Mainstream Republicans have had 11 months to defeat Donald Trump. 16 candidates, 12 debates and 47 primaries or caucuses later, Trump is on the precipice of winning the party’s nomination. And the Republican Party is facing an identity crisis.
Jeb Bush and Lindsey Graham are among Trump’s former presidential rivals who say they will not vote for him. Marco Rubio, Rand Paul and Bobby Jindal are among the former candidates who are backing Trump because they say the option of voting for Hillary Clinton is worse. We have yet to hear directly from the last of the vanquished, John Kasich and Ted Cruz.
Both living Republican former presidents of the United States, George H.W. Bush and his son, George W. Bush, reportedly will not endorse Trump. Nor will the most recent Republican presidential nominee, Mitt Romney.
The top elected Republican, House Speaker Paul Ryan says he could not support Trump…yet. The two will meet this Thursday, and the outcome may determine whether the ideological fault line that is Donald Trump will continue to split the Republican party. Or, can enough common ground be found to bring together the leaders of the Grand Old Party and the man who would be its new standard bearer?
The Republican Party is Dead
Max Boot – Los Angeles Times
There has never been a major party nominee in U.S. history as unqualified for the presidency. The risk of Trump winning, however remote, represents the biggest national security threat that the United States faces today.
But if I’m not for Trump, who am I for?
Hillary Clinton is a centrist Democrat who is more hawkish than President Obama and far more principled and knowledgeable about foreign affairs than Trump, who is too unstable and erratic to be entrusted with the nuclear triad he has never heard of. Even in his prepared foreign policy speech couldn’t pronounce “Tanzania.” For all her shortcomings (and there are many), Clinton would be far preferable to Trump.
I’m Voting for Trump, Warts and All
Bobby Jindal – Wall Street Journal
I was one of the earliest and loudest critics of Mr. Trump. I mocked his appearance, demeanor, ideology and ego in the strongest language I have ever used to publicly criticize anyone in politics. I worked harder than most, with little apparent effect, to stop his ascendancy….
He has stubbornly stuck to the same outlandish behavior and tactics that have served him so well to date. Mr. Trump continues to have the last laugh at the expense of his critics and competitors, myself included.

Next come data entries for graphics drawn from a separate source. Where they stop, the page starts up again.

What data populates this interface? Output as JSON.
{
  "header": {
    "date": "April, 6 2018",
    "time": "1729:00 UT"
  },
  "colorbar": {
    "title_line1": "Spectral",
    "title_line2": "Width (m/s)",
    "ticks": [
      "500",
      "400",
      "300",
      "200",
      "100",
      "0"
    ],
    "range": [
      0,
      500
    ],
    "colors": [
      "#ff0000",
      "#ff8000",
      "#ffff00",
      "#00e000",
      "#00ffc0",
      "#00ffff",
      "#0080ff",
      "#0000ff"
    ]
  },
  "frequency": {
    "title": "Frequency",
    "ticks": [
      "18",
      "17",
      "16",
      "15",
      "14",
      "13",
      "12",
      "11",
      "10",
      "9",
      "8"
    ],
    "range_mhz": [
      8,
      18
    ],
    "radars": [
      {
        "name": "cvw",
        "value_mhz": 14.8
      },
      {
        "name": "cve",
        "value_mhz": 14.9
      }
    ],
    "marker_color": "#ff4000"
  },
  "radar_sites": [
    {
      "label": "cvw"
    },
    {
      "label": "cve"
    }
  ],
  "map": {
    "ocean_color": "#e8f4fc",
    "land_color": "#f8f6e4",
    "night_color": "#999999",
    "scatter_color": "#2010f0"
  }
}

I think electing Donald Trump would be the second-worst thing we could do this November, better only than electing Hillary Clinton to serve as the third term for the Obama administration’s radical policies. I am not pretending that Mr. Trump has suddenly become a conservative champion or even a reliable Republican: He is completely unpredictable. The problem is that Hillary is predictably liberal.
Neither Clinton Nor Trump
William Kristol – The Weekly Standard
I have always voted for the Republican presidential candidate. From Richard Nixon and Gerald Ford to Ronald Reagan (twice) and George H. W. Bush (twice) and Bob Dole, from George W. Bush (twice) to John McCain and Mitt Romney—I’ve checked the box next to those eight names on all 11 occasions I’ve had the chance….
My GOP presidential voting streak will end at 11. I cannot vote for Donald Trump…. policy is not the issue. Character is. It is clear that Donald Trump does not have the character to be president of the United States.
And it is clear Hillary Clinton ought not to be our next president either.
What to do?
Find a better choice. Recruit and support an independent candidate.
What’s a Conservative To Do?
Kathryn Jean Lopez – National Review
What ails us is a disordered view of what politics is about. We seem to have a bipartisan problem of looking for a savior in a president — it’s the stuff both of Barack Obama’s “We are the ones we have been waiting for” campaign and of Republicans (and now even some Democrats) idolizing the memory of Ronald Reagan. So take a deep breath, everyone — whomever you do or don’t support this presidential-election season. The presidency is vitally important, of course. But not in the ways we’ve been tending to think. Donald Trump didn’t start the fire, and there was never going to be a perfect presidential candidate who could put it out. That’s our work — the work of good citizenship.